Public statement by Sir Mekere Morauta, Member for Moresby North-West

The Member for Moresby North-West, Sir Mekere Morauta, said today that very serious stories were circulating involving Oil Search paying Moran landowners K35 million owed to them by the Government to stop the landowners from shutting down the oil wells during the APEC summit, as they had threatened.

“I hope these stories are not true,” he said. “But if they are, they confirm that:

1. The Government is bankrupt; and
 2. Oil Search has become the cash cow for the O’Neill Government.”

Sir Mekere said that not only had Oil Search allegedly offered to pay the landowners the K35 million owed by the Government under the PNG LNG Benefit Sharing Agreement, the Oil Search board had reportedly approved payment of K150 million for the Government - K35 million for the Moran landowners, a further K70 million owed to Kutubu PDL2 landowners and the balance of K45 million for unknown purposes.

The former Prime Minister said that, allegedly, Oil Search officials led by a very senior executive met with Moran landowners during the weekend at the Crowne Plaza where they are camped – hopefully at the expense of Government, not deducted from their promised K35 million – and asked landowners to sign a document agreeing to accept the cash in return for agreement to not close the oil field before or during APEC.

“The executive allegedly told the landowners that NEC would be asked to approve the payment this week and that payment would be made by Oil Search before 10 November,” he said.

“If these stories are true, I wonder what Oil Search shareholders will think about the actions of the board and the senior management?  Do they realise that Oil Search has become a cash cow for a bankrupt government and is being treated like a state-owned enterprise,” Sir Mekere asked.
If the stories are true, Oil Search needs to answer the following questions:
  1. Is this K150 million a gift, or a loan?
  2. What is the balance of the money (K45 million) to be used for and to whom will it be paid?
  3. Is the K150 million payment to be deducted from future company tax?
  4. Has it been disguised as a payment under the Tax Credit Scheme?
  5. If the latter, why is Oil Search actively and directly compromising the Government’s fiscal regime, with tax credits for approved infrastructure projects in project areas now becoming cash advances and being spent outside the project areas?
  6. Can Oil Search confirm the exact cost of APEC House – was it K70 million as originally budgeted, or more?
  7. Can Oil Search confirm the total amount of future tax credits already expended in advance at the request of the Government?
“Oil Search and the Government need to tell the nation and Oil Search shareholders the true story,” Sir Mekere said.

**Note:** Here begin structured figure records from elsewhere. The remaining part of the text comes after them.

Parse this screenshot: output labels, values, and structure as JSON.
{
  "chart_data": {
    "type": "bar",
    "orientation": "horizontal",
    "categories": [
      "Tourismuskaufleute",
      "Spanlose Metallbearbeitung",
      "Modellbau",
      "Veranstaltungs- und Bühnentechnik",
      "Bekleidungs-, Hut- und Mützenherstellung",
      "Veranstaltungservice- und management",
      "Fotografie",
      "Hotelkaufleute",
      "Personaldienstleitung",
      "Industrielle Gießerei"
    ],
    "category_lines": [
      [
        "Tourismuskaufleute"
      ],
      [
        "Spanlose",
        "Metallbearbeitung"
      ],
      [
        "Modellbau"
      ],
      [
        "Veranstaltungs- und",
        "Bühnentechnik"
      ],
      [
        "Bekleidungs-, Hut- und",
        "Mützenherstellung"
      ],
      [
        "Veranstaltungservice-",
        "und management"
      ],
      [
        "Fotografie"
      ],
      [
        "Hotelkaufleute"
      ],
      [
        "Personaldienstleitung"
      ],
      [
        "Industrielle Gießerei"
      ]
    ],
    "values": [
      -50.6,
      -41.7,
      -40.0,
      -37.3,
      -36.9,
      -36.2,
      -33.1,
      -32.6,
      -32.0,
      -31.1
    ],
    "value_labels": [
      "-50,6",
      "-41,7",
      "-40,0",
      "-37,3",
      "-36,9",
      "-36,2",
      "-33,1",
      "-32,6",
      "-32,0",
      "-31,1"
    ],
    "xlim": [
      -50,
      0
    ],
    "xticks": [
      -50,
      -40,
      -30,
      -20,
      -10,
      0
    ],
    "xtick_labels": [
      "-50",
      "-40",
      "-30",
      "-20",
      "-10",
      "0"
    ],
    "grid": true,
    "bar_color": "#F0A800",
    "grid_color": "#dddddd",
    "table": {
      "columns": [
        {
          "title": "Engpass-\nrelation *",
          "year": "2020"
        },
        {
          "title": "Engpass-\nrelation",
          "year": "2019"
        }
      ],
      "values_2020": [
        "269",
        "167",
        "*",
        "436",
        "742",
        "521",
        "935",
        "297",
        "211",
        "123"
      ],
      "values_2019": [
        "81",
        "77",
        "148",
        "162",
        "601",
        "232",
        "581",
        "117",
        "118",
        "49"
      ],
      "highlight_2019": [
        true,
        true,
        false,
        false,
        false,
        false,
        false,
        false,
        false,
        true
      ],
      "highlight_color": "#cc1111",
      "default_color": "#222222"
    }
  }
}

“Papua New Guineans expect Oil Search to be a good corporate citizen and promote the integrity of Papua New Guinea’s governance structures, not be a tool of or cash cow for the Government of the day.

“This is a very bad precedent if it is true.  It will create uncertainty and nervousness amongst investors, existing and potential. I also wonder what APEC leaders will think of this ‘unique’ relationship forged to impress them of stability and strong public support for the Government whilst they visit.”

“It should be clear to all now that this Government will in fact stop at nothing to feed its greed and to stay in power.”